Medeiros Felipe A, Sample Pamela A, Weinreb Robert N
Hamilton Glaucoma Center and Visual Function Laboratory, Department of Ophthalmology, University of California-San Diego, 9500 Gilman Drive, La Jolla, CA 92093-0946, USA.
Ophthalmology. 2003 Oct;110(10):1903-8. doi: 10.1016/S0161-6420(03)00734-6.
It has been suggested that some patients currently diagnosed with ocular hypertension (OHT) may have thicker than average corneas that result in an overestimation of their true intraocular pressure. Consequently, patients with OHT with greater corneal thickness may be at a lower risk for functional glaucomatous damage, including visual field loss measured with frequency doubling technology (FDT) perimetry. The purpose of this study was to evaluate the frequency of FDT perimetry deficits in patients with OHT and to correlate these findings with central corneal thickness (CCT) measurements.
Observational case control study.
Sixty-five patients with OHT with normal optic discs and normal standard achromatic automated perimetry (SAP) visual fields and 52 normal control subjects.
All participants underwent SAP, FDT perimetry, and CCT measurements using ultrasound pachymetry.
CCT measurements in patients with OHT with abnormal repeatable FDT test results were compared with CCT measurements in patients with OHT with normal FDT results. In addition, CCT measurements in patients with OHT were compared with CCT measurements in normal control subjects.
Fourteen of 65 patients with OHT (21.5%) demonstrated repeatable FDT abnormalities. The mean CCT of patients with OHT with abnormal FDT results was significantly lower than the mean CCT of patients with OHT with normal FDT results (542+/-35 microm versus 575+/-35 microm; P = 0.003). The mean CCT in the normal control group was 556+/-36 microm. The mean CCT in patients with OHT with normal FDT results was significantly higher than in normal subjects (P = 0.008). No statistically significant difference was found between mean CCT in normal subjects and in patients with OHT with abnormal FDT results (P = 0.18).

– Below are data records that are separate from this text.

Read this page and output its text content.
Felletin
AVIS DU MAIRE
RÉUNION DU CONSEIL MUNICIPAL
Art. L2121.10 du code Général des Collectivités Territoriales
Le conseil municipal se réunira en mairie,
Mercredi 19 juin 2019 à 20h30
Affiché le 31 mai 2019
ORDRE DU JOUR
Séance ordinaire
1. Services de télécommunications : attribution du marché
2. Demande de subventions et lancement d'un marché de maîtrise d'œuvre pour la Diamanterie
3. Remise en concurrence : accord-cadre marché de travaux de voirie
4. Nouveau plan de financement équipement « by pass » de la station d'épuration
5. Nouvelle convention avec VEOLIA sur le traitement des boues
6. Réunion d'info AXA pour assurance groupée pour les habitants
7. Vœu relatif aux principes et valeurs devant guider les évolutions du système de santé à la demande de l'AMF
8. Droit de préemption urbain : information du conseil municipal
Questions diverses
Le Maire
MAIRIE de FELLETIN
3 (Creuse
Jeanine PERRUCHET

Patients currently diagnosed with OHT, but with visual field loss detected by FDT perimetry, had significantly lower CCT measurements than patients with OHT with normal FDT results. These findings suggest that patients with OHT with thinner corneas are more likely to develop early glaucomatous functional damage and that CCT measurements should be taken into account when assessing risk for the development of glaucoma among OHT subjects.
有人提出,目前被诊断为高眼压症(OHT)的一些患者可能角膜比平均厚度厚,这导致对其真实眼压的高估。因此,角膜厚度较大的高眼压症患者发生青光眼性功能性损害(包括用频率加倍技术(FDT)视野计测量的视野缺损)的风险可能较低。本研究的目的是评估高眼压症患者中FDT视野计缺损的频率,并将这些结果与中央角膜厚度(CCT)测量值相关联。
观察性病例对照研究。
65例视盘正常且标准色觉自动视野计(SAP)视野正常的高眼压症患者和52名正常对照者。
所有参与者均接受了SAP、FDT视野计检查以及使用超声测厚法进行的CCT测量。
将FDT测试结果异常的高眼压症患者的CCT测量值与FDT结果正常的高眼压症患者的CCT测量值进行比较。此外,将高眼压症患者的CCT测量值与正常对照者的CCT测量值进行比较。
65例高眼压症患者中有14例(21.5%)表现出可重复的FDT异常。FDT结果异常的高眼压症患者的平均CCT显著低于FDT结果正常的高眼压症患者(542±35微米对575±35微米;P = 0.003)。正常对照组的平均CCT为556±36微米。FDT结果正常的高眼压症患者的平均CCT显著高于正常受试者(P = 0.008)。正常受试者与FDT结果异常的高眼压症患者的平均CCT之间未发现统计学上的显著差异(P = 0.18)。
目前被诊断为高眼压症但通过FDT视野计检测到视野缺损的患者,其CCT测量值显著低于FDT结果正常的高眼压症患者。这些发现表明,角膜较薄的高眼压症患者更有可能发生早期青光眼性功能性损害,并且在评估高眼压症患者发生青光眼的风险时应考虑CCT测量值。